5.22.2011

frank lindh: bin laden's gone. can my son come home?

Frank Lindh, father of John Walker Lindh, asks, "Bin Laden's Gone. Can My Son Come Home?"

Can everyone's son and daughter come home? John Walker Lindh and Omar Khadr? Those in Afghanistan, those in Guantanamo, those in Iraq? Everyone who hasn't been blown to bits. Everyone who survived their torture. Everyone who still lives and breathes.

Now that the meaningless death of one man has laid the groundwork, can we please get the US and Canada out of Afghanistan, and let the Afghans rebuild and recover? How much more liberation must they endure?

On the evening of May 1, we learned that Osama bin Laden had been killed.

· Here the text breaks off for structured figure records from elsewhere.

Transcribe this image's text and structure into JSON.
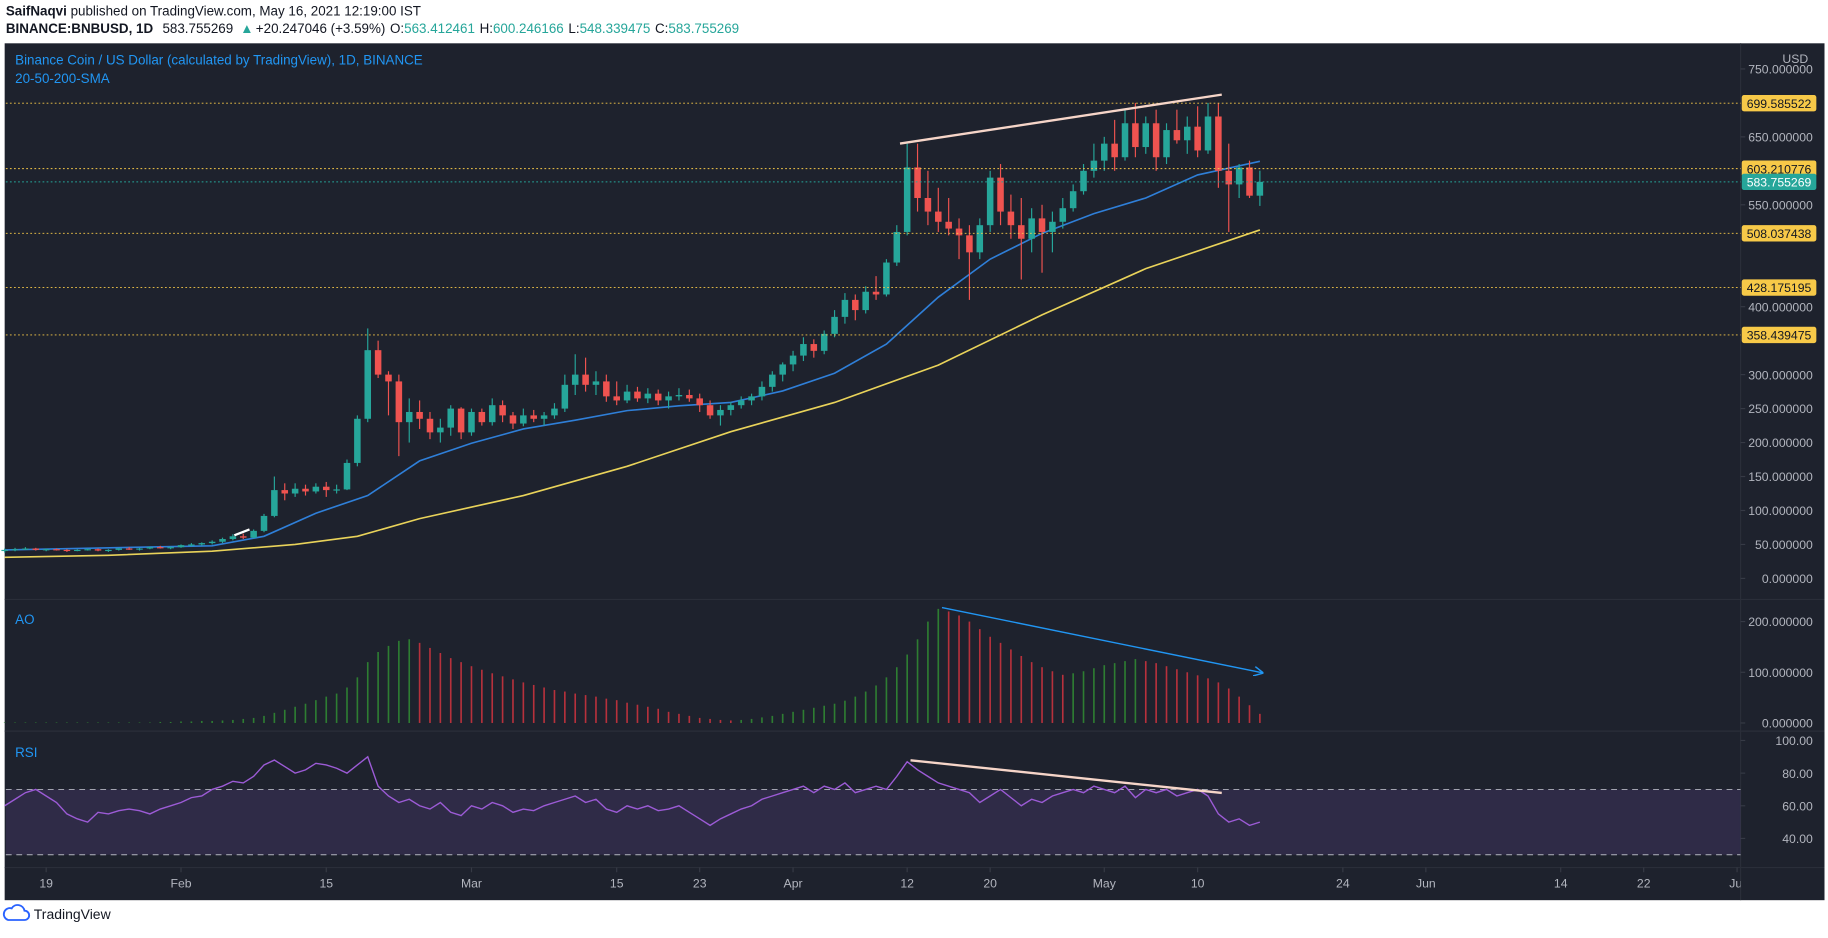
{
  "header": {
    "author": "SaifNaqvi",
    "published": " published on TradingView.com, May 16, 2021 12:19:00 IST",
    "symbol": "BINANCE:BNBUSD, 1D",
    "last": "583.755269",
    "change": "+20.247046 (+3.59%)",
    "ohlc": [
      {
        "label": "O:",
        "value": "563.412461"
      },
      {
        "label": "H:",
        "value": "600.246166"
      },
      {
        "label": "L:",
        "value": "548.339475"
      },
      {
        "label": "C:",
        "value": "583.755269"
      }
    ]
  },
  "footer": "TradingView",
  "chart_data": {
    "type": "candlestick",
    "title": "Binance Coin / US Dollar (calculated by TradingView), 1D, BINANCE",
    "subtitle": "20-50-200-SMA",
    "unit": "USD",
    "grid": false,
    "up_color": "#26a69a",
    "down_color": "#ef5350",
    "xlim": [
      "2021-01-15",
      "2021-07-01"
    ],
    "xticks": [
      {
        "value": "2021-01-19",
        "label": "19"
      },
      {
        "value": "2021-02-01",
        "label": "Feb"
      },
      {
        "value": "2021-02-15",
        "label": "15"
      },
      {
        "value": "2021-03-01",
        "label": "Mar"
      },
      {
        "value": "2021-03-15",
        "label": "15"
      },
      {
        "value": "2021-03-23",
        "label": "23"
      },
      {
        "value": "2021-04-01",
        "label": "Apr"
      },
      {
        "value": "2021-04-12",
        "label": "12"
      },
      {
        "value": "2021-04-20",
        "label": "20"
      },
      {
        "value": "2021-05-01",
        "label": "May"
      },
      {
        "value": "2021-05-10",
        "label": "10"
      },
      {
        "value": "2021-05-24",
        "label": "24"
      },
      {
        "value": "2021-06-01",
        "label": "Jun"
      },
      {
        "value": "2021-06-14",
        "label": "14"
      },
      {
        "value": "2021-06-22",
        "label": "22"
      },
      {
        "value": "2021-07-01",
        "label": "Jul"
      }
    ],
    "ylim": [
      -20.6,
      786
    ],
    "yticks": [
      {
        "value": 750,
        "label": "750.000000"
      },
      {
        "value": 650,
        "label": "650.000000"
      },
      {
        "value": 550,
        "label": "550.000000"
      },
      {
        "value": 400,
        "label": "400.000000"
      },
      {
        "value": 300,
        "label": "300.000000"
      },
      {
        "value": 250,
        "label": "250.000000"
      },
      {
        "value": 200,
        "label": "200.000000"
      },
      {
        "value": 150,
        "label": "150.000000"
      },
      {
        "value": 100,
        "label": "100.000000"
      },
      {
        "value": 50,
        "label": "50.000000"
      },
      {
        "value": 0,
        "label": "0.000000"
      }
    ],
    "levels": [
      699.585522,
      603.210776,
      508.037438,
      428.175195,
      358.439475
    ],
    "level_color": "#f7c948",
    "last_price": 583.755269,
    "x": [
      "2021-01-15",
      "2021-01-16",
      "2021-01-17",
      "2021-01-18",
      "2021-01-19",
      "2021-01-20",
      "2021-01-21",
      "2021-01-22",
      "2021-01-23",
      "2021-01-24",
      "2021-01-25",
      "2021-01-26",
      "2021-01-27",
      "2021-01-28",
      "2021-01-29",
      "2021-01-30",
      "2021-01-31",
      "2021-02-01",
      "2021-02-02",
      "2021-02-03",
      "2021-02-04",
      "2021-02-05",
      "2021-02-06",
      "2021-02-07",
      "2021-02-08",
      "2021-02-09",
      "2021-02-10",
      "2021-02-11",
      "2021-02-12",
      "2021-02-13",
      "2021-02-14",
      "2021-02-15",
      "2021-02-16",
      "2021-02-17",
      "2021-02-18",
      "2021-02-19",
      "2021-02-20",
      "2021-02-21",
      "2021-02-22",
      "2021-02-23",
      "2021-02-24",
      "2021-02-25",
      "2021-02-26",
      "2021-02-27",
      "2021-02-28",
      "2021-03-01",
      "2021-03-02",
      "2021-03-03",
      "2021-03-04",
      "2021-03-05",
      "2021-03-06",
      "2021-03-07",
      "2021-03-08",
      "2021-03-09",
      "2021-03-10",
      "2021-03-11",
      "2021-03-12",
      "2021-03-13",
      "2021-03-14",
      "2021-03-15",
      "2021-03-16",
      "2021-03-17",
      "2021-03-18",
      "2021-03-19",
      "2021-03-20",
      "2021-03-21",
      "2021-03-22",
      "2021-03-23",
      "2021-03-24",
      "2021-03-25",
      "2021-03-26",
      "2021-03-27",
      "2021-03-28",
      "2021-03-29",
      "2021-03-30",
      "2021-03-31",
      "2021-04-01",
      "2021-04-02",
      "2021-04-03",
      "2021-04-04",
      "2021-04-05",
      "2021-04-06",
      "2021-04-07",
      "2021-04-08",
      "2021-04-09",
      "2021-04-10",
      "2021-04-11",
      "2021-04-12",
      "2021-04-13",
      "2021-04-14",
      "2021-04-15",
      "2021-04-16",
      "2021-04-17",
      "2021-04-18",
      "2021-04-19",
      "2021-04-20",
      "2021-04-21",
      "2021-04-22",
      "2021-04-23",
      "2021-04-24",
      "2021-04-25",
      "2021-04-26",
      "2021-04-27",
      "2021-04-28",
      "2021-04-29",
      "2021-04-30",
      "2021-05-01",
      "2021-05-02",
      "2021-05-03",
      "2021-05-04",
      "2021-05-05",
      "2021-05-06",
      "2021-05-07",
      "2021-05-08",
      "2021-05-09",
      "2021-05-10",
      "2021-05-11",
      "2021-05-12",
      "2021-05-13",
      "2021-05-14",
      "2021-05-15",
      "2021-05-16"
    ],
    "ohlc": [
      [
        41,
        44,
        38,
        42
      ],
      [
        42,
        45,
        40,
        43
      ],
      [
        43,
        46,
        42,
        44
      ],
      [
        44,
        45,
        41,
        42
      ],
      [
        42,
        44,
        40,
        43
      ],
      [
        43,
        44,
        41,
        42
      ],
      [
        42,
        43,
        39,
        41
      ],
      [
        41,
        43,
        40,
        42
      ],
      [
        42,
        44,
        41,
        43
      ],
      [
        43,
        44,
        40,
        41
      ],
      [
        41,
        43,
        39,
        42
      ],
      [
        42,
        45,
        41,
        44
      ],
      [
        44,
        46,
        42,
        43
      ],
      [
        43,
        45,
        41,
        44
      ],
      [
        44,
        47,
        43,
        46
      ],
      [
        46,
        48,
        44,
        45
      ],
      [
        45,
        47,
        43,
        46
      ],
      [
        46,
        50,
        45,
        49
      ],
      [
        49,
        52,
        47,
        50
      ],
      [
        50,
        53,
        48,
        52
      ],
      [
        52,
        56,
        50,
        54
      ],
      [
        54,
        60,
        52,
        58
      ],
      [
        58,
        65,
        56,
        62
      ],
      [
        62,
        66,
        58,
        60
      ],
      [
        60,
        72,
        59,
        70
      ],
      [
        70,
        95,
        68,
        92
      ],
      [
        92,
        150,
        90,
        130
      ],
      [
        130,
        140,
        115,
        125
      ],
      [
        125,
        140,
        120,
        132
      ],
      [
        132,
        138,
        122,
        128
      ],
      [
        128,
        140,
        125,
        135
      ],
      [
        135,
        142,
        120,
        130
      ],
      [
        130,
        138,
        125,
        131
      ],
      [
        131,
        175,
        130,
        170
      ],
      [
        170,
        240,
        165,
        235
      ],
      [
        235,
        368,
        230,
        336
      ],
      [
        336,
        350,
        295,
        300
      ],
      [
        300,
        305,
        240,
        290
      ],
      [
        290,
        300,
        180,
        230
      ],
      [
        230,
        265,
        200,
        245
      ],
      [
        245,
        262,
        220,
        235
      ],
      [
        235,
        245,
        205,
        215
      ],
      [
        215,
        235,
        200,
        222
      ],
      [
        222,
        255,
        210,
        250
      ],
      [
        250,
        252,
        205,
        215
      ],
      [
        215,
        250,
        210,
        245
      ],
      [
        245,
        250,
        225,
        230
      ],
      [
        230,
        265,
        225,
        255
      ],
      [
        255,
        262,
        230,
        240
      ],
      [
        240,
        245,
        220,
        228
      ],
      [
        228,
        250,
        224,
        240
      ],
      [
        240,
        248,
        230,
        235
      ],
      [
        235,
        245,
        225,
        240
      ],
      [
        240,
        258,
        235,
        250
      ],
      [
        250,
        300,
        245,
        285
      ],
      [
        285,
        330,
        270,
        300
      ],
      [
        300,
        325,
        275,
        285
      ],
      [
        285,
        305,
        270,
        290
      ],
      [
        290,
        300,
        260,
        268
      ],
      [
        268,
        290,
        255,
        262
      ],
      [
        262,
        285,
        258,
        275
      ],
      [
        275,
        282,
        260,
        265
      ],
      [
        265,
        280,
        258,
        272
      ],
      [
        272,
        278,
        255,
        262
      ],
      [
        262,
        275,
        250,
        268
      ],
      [
        268,
        280,
        262,
        270
      ],
      [
        270,
        278,
        260,
        265
      ],
      [
        265,
        272,
        245,
        255
      ],
      [
        255,
        262,
        235,
        240
      ],
      [
        240,
        255,
        225,
        248
      ],
      [
        248,
        260,
        240,
        255
      ],
      [
        255,
        268,
        250,
        262
      ],
      [
        262,
        272,
        255,
        268
      ],
      [
        268,
        290,
        262,
        282
      ],
      [
        282,
        305,
        275,
        300
      ],
      [
        300,
        318,
        290,
        315
      ],
      [
        315,
        335,
        305,
        328
      ],
      [
        328,
        355,
        320,
        345
      ],
      [
        345,
        352,
        325,
        335
      ],
      [
        335,
        365,
        330,
        360
      ],
      [
        360,
        395,
        355,
        385
      ],
      [
        385,
        420,
        375,
        410
      ],
      [
        410,
        418,
        380,
        395
      ],
      [
        395,
        430,
        390,
        422
      ],
      [
        422,
        445,
        410,
        418
      ],
      [
        418,
        470,
        415,
        465
      ],
      [
        465,
        520,
        460,
        510
      ],
      [
        510,
        640,
        505,
        605
      ],
      [
        605,
        640,
        540,
        560
      ],
      [
        560,
        600,
        520,
        540
      ],
      [
        540,
        575,
        510,
        525
      ],
      [
        525,
        560,
        505,
        515
      ],
      [
        515,
        530,
        470,
        505
      ],
      [
        505,
        520,
        410,
        480
      ],
      [
        480,
        530,
        470,
        520
      ],
      [
        520,
        600,
        510,
        590
      ],
      [
        590,
        610,
        520,
        540
      ],
      [
        540,
        565,
        500,
        520
      ],
      [
        520,
        560,
        440,
        500
      ],
      [
        500,
        545,
        480,
        530
      ],
      [
        530,
        550,
        450,
        510
      ],
      [
        510,
        540,
        480,
        525
      ],
      [
        525,
        560,
        515,
        545
      ],
      [
        545,
        580,
        540,
        570
      ],
      [
        570,
        610,
        565,
        600
      ],
      [
        600,
        640,
        590,
        615
      ],
      [
        615,
        650,
        600,
        640
      ],
      [
        640,
        675,
        600,
        620
      ],
      [
        620,
        690,
        615,
        670
      ],
      [
        670,
        700,
        620,
        635
      ],
      [
        635,
        680,
        625,
        670
      ],
      [
        670,
        690,
        600,
        620
      ],
      [
        620,
        670,
        610,
        660
      ],
      [
        660,
        690,
        640,
        645
      ],
      [
        645,
        680,
        625,
        665
      ],
      [
        665,
        695,
        620,
        630
      ],
      [
        630,
        700,
        625,
        680
      ],
      [
        680,
        700,
        575,
        600
      ],
      [
        600,
        640,
        510,
        580
      ],
      [
        580,
        610,
        560,
        605
      ],
      [
        605,
        615,
        560,
        563.412461
      ],
      [
        563.412461,
        600.246166,
        548.339475,
        583.755269
      ]
    ],
    "overlays": [
      {
        "color": "#2f7fd8",
        "x": [
          "2021-01-15",
          "2021-02-04",
          "2021-02-09",
          "2021-02-14",
          "2021-02-19",
          "2021-02-24",
          "2021-03-01",
          "2021-03-06",
          "2021-03-11",
          "2021-03-16",
          "2021-03-21",
          "2021-03-26",
          "2021-03-31",
          "2021-04-05",
          "2021-04-10",
          "2021-04-15",
          "2021-04-20",
          "2021-04-25",
          "2021-04-30",
          "2021-05-05",
          "2021-05-10",
          "2021-05-16"
        ],
        "values": [
          42,
          48,
          62,
          96,
          122,
          173,
          199,
          220,
          233,
          247,
          254,
          259,
          276,
          302,
          345,
          414,
          470,
          508,
          537,
          560,
          594,
          614
        ]
      },
      {
        "color": "#e9d35a",
        "x": [
          "2021-01-15",
          "2021-01-25",
          "2021-02-04",
          "2021-02-12",
          "2021-02-18",
          "2021-02-24",
          "2021-03-06",
          "2021-03-16",
          "2021-03-26",
          "2021-04-05",
          "2021-04-15",
          "2021-04-25",
          "2021-05-05",
          "2021-05-16"
        ],
        "values": [
          31,
          34,
          40,
          50,
          62,
          88,
          122,
          165,
          216,
          259,
          314,
          388,
          456,
          513
        ]
      }
    ],
    "indicators": [
      {
        "type": "histogram",
        "title": "AO",
        "up_color": "#2e7d32",
        "down_color": "#b7313c",
        "ylim": [
          -11.5,
          234.5
        ],
        "yticks": [
          {
            "value": 200,
            "label": "200.000000"
          },
          {
            "value": 100,
            "label": "100.000000"
          },
          {
            "value": 0,
            "label": "0.000000"
          }
        ],
        "values": [
          1,
          1,
          1,
          1,
          1,
          1,
          1,
          1,
          1,
          1,
          1,
          1,
          1,
          1,
          1,
          2,
          2,
          3,
          3,
          4,
          4,
          5,
          6,
          8,
          10,
          14,
          20,
          26,
          32,
          38,
          45,
          52,
          58,
          70,
          90,
          120,
          140,
          152,
          162,
          165,
          158,
          148,
          138,
          128,
          120,
          112,
          105,
          98,
          92,
          86,
          80,
          75,
          70,
          65,
          62,
          58,
          55,
          52,
          48,
          45,
          40,
          36,
          32,
          28,
          22,
          18,
          14,
          10,
          8,
          6,
          5,
          6,
          8,
          11,
          14,
          18,
          22,
          26,
          30,
          34,
          38,
          44,
          52,
          62,
          74,
          90,
          110,
          135,
          165,
          200,
          225,
          220,
          212,
          200,
          185,
          170,
          158,
          145,
          132,
          120,
          110,
          102,
          95,
          98,
          102,
          108,
          114,
          118,
          122,
          126,
          122,
          118,
          112,
          106,
          100,
          94,
          88,
          80,
          68,
          52,
          35,
          18
        ]
      },
      {
        "type": "line",
        "title": "RSI",
        "color": "#9c5bd6",
        "band_color": "#7e57c2",
        "ylim": [
          23.6,
          105
        ],
        "bands": [
          30,
          70
        ],
        "yticks": [
          {
            "value": 100,
            "label": "100.00"
          },
          {
            "value": 80,
            "label": "80.00"
          },
          {
            "value": 60,
            "label": "60.00"
          },
          {
            "value": 40,
            "label": "40.00"
          }
        ],
        "values": [
          60,
          64,
          68,
          70,
          66,
          62,
          55,
          52,
          50,
          56,
          55,
          57,
          58,
          57,
          55,
          58,
          60,
          62,
          65,
          66,
          70,
          72,
          75,
          74,
          78,
          85,
          88,
          84,
          80,
          82,
          86,
          85,
          83,
          80,
          85,
          90,
          72,
          66,
          62,
          64,
          60,
          58,
          62,
          56,
          54,
          60,
          58,
          62,
          60,
          56,
          58,
          57,
          60,
          62,
          64,
          66,
          62,
          64,
          58,
          56,
          60,
          58,
          60,
          57,
          58,
          60,
          56,
          52,
          48,
          52,
          55,
          58,
          60,
          64,
          66,
          68,
          70,
          72,
          68,
          72,
          70,
          74,
          68,
          70,
          72,
          70,
          78,
          87,
          82,
          78,
          74,
          72,
          70,
          68,
          62,
          66,
          70,
          65,
          60,
          64,
          62,
          66,
          68,
          70,
          68,
          72,
          70,
          68,
          72,
          65,
          70,
          68,
          70,
          66,
          68,
          70,
          66,
          55,
          50,
          52,
          48,
          50
        ]
      }
    ]
  }
}
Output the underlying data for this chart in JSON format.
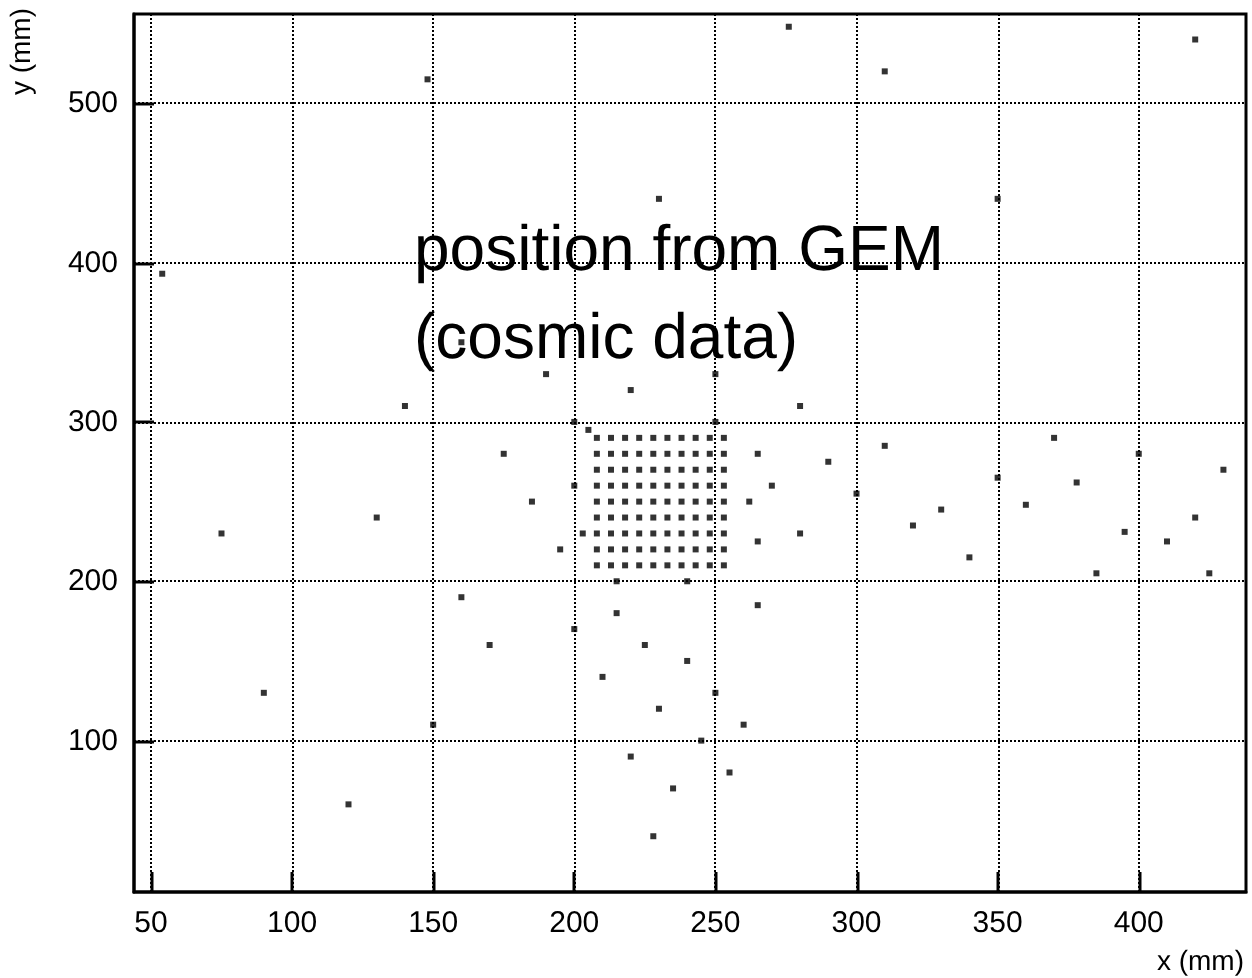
{
  "chart_data": {
    "type": "scatter",
    "xlabel": "x (mm)",
    "ylabel": "y (mm)",
    "annotations": [
      "position from GEM\n(cosmic data)"
    ],
    "xlim": [
      44,
      438
    ],
    "ylim": [
      5,
      556
    ],
    "xticks": [
      50,
      100,
      150,
      200,
      250,
      300,
      350,
      400
    ],
    "yticks": [
      100,
      200,
      300,
      400,
      500
    ],
    "grid": true,
    "marker": "square",
    "series": [
      {
        "color": "#000000",
        "x": [
          208,
          208,
          208,
          208,
          208,
          208,
          208,
          208,
          208,
          213,
          213,
          213,
          213,
          213,
          213,
          213,
          213,
          213,
          218,
          218,
          218,
          218,
          218,
          218,
          218,
          218,
          218,
          223,
          223,
          223,
          223,
          223,
          223,
          223,
          223,
          223,
          228,
          228,
          228,
          228,
          228,
          228,
          228,
          228,
          228,
          233,
          233,
          233,
          233,
          233,
          233,
          233,
          233,
          233,
          238,
          238,
          238,
          238,
          238,
          238,
          238,
          238,
          238,
          243,
          243,
          243,
          243,
          243,
          243,
          243,
          243,
          243,
          248,
          248,
          248,
          248,
          248,
          248,
          248,
          248,
          248,
          253,
          253,
          253,
          253,
          253,
          253,
          253,
          253,
          253,
          360,
          395,
          420,
          430,
          400,
          378,
          350,
          320,
          300,
          290,
          340,
          385,
          410,
          425,
          310,
          370,
          330,
          280,
          270,
          265,
          215,
          225,
          240,
          230,
          245,
          220,
          235,
          250,
          210,
          260,
          228,
          255,
          200,
          265,
          75,
          130,
          160,
          175,
          185,
          150,
          120,
          90,
          170,
          195,
          140,
          190,
          54,
          148,
          276,
          230,
          310,
          250,
          220,
          280,
          200,
          160,
          350,
          420,
          200,
          203,
          262,
          265,
          205,
          250,
          240,
          215
        ],
        "values": [
          210,
          220,
          230,
          240,
          250,
          260,
          270,
          280,
          290,
          210,
          220,
          230,
          240,
          250,
          260,
          270,
          280,
          290,
          210,
          220,
          230,
          240,
          250,
          260,
          270,
          280,
          290,
          210,
          220,
          230,
          240,
          250,
          260,
          270,
          280,
          290,
          210,
          220,
          230,
          240,
          250,
          260,
          270,
          280,
          290,
          210,
          220,
          230,
          240,
          250,
          260,
          270,
          280,
          290,
          210,
          220,
          230,
          240,
          250,
          260,
          270,
          280,
          290,
          210,
          220,
          230,
          240,
          250,
          260,
          270,
          280,
          290,
          210,
          220,
          230,
          240,
          250,
          260,
          270,
          280,
          290,
          210,
          220,
          230,
          240,
          250,
          260,
          270,
          280,
          290,
          248,
          231,
          240,
          270,
          280,
          262,
          265,
          235,
          255,
          275,
          215,
          205,
          225,
          205,
          285,
          290,
          245,
          230,
          260,
          280,
          180,
          160,
          150,
          120,
          100,
          90,
          70,
          130,
          140,
          110,
          40,
          80,
          170,
          185,
          230,
          240,
          190,
          280,
          250,
          110,
          60,
          130,
          160,
          220,
          310,
          330,
          393,
          515,
          548,
          440,
          520,
          330,
          320,
          310,
          300,
          350,
          440,
          540,
          260,
          230,
          250,
          225,
          295,
          300,
          200,
          200
        ]
      }
    ]
  }
}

The following dawn, I left my house in the Bay Area to catch a bus to Oakland International Airport. I flew to Indianapolis for a scheduled visit with my son, John Walker Lindh, at the federal prison in Terre Haute, Ind.

I love my son. I enjoy our periodic visits and our weekly telephone calls, but this visit felt different. “If Bin Laden is dead,” I kept thinking, “why can’t John come home?”

A convert to Islam, John was found, unarmed and wounded, in a warlord’s fortress in northern Afghanistan in December 2001. He was subjected to physical and psychological abuse — a precursor to the mistreatment of many prisoners, in both Afghanistan and Iraq, by the American military during the George W. Bush era. Marines took a photograph of John, blindfolded, bound and naked. It was published and broadcast worldwide.

In post-9/11 America, John became a symbol of “the other.” He was called the American Taliban. A traitor. Detainee No. 1 in the war on terrorism.

President George W. Bush called John a “Qaeda fighter.” Defense Secretary Donald H. Rumsfeld said, inaccurately, that he had been captured “with an AK-47.” Attorney General John Ashcroft said John had “turned his back on our country and our values.” Mayor Rudolph W. Giuliani suggested that John be put to death for treason; polls showed that many Americans agreed.

. . . .

But John’s case was never about evidence. It was based purely on emotion — shock and anger over 9/11, compounded with a deep frustration that Bin Laden was able to escape from American forces. During the prison raid in which John was captured, another young American, a C.I.A. officer named Johnny Micheal Spann, was fatally shot. Mr. Spann’s father has pushed for harsh punishment. I respect his grief, and his son’s heroism. But his belief that John somehow was responsible for, or could have prevented, the death of his son is mistaken.

In fact, in a plea deal in October 2002, the government dropped its most serious accusations against John, including terrorism and conspiracy to kill Americans. John acknowledged only that he had aided the Taliban and carried weapons. For this, he accepted a term of 20 years’ imprisonment. He turned 30 in February.

On May 2 and 3, I had two long visits with John. He remains idealistic and spiritual, and a practicing Muslim. He once told me he thought Bin Laden had done more harm to Islam than anyone in history. As I said farewell, we both felt a sense of closure. I saw grief in his eyes over the pain he has caused himself and his family.

John was a scapegoat, wrongly accused of terrorism at a moment when our grieving country needed someone to blame because the real terrorist had gotten away. Now that Bin Laden is dead, I hope President Obama, and the American people, can find it in their hearts to release John, and let him come home. Ten years is enough.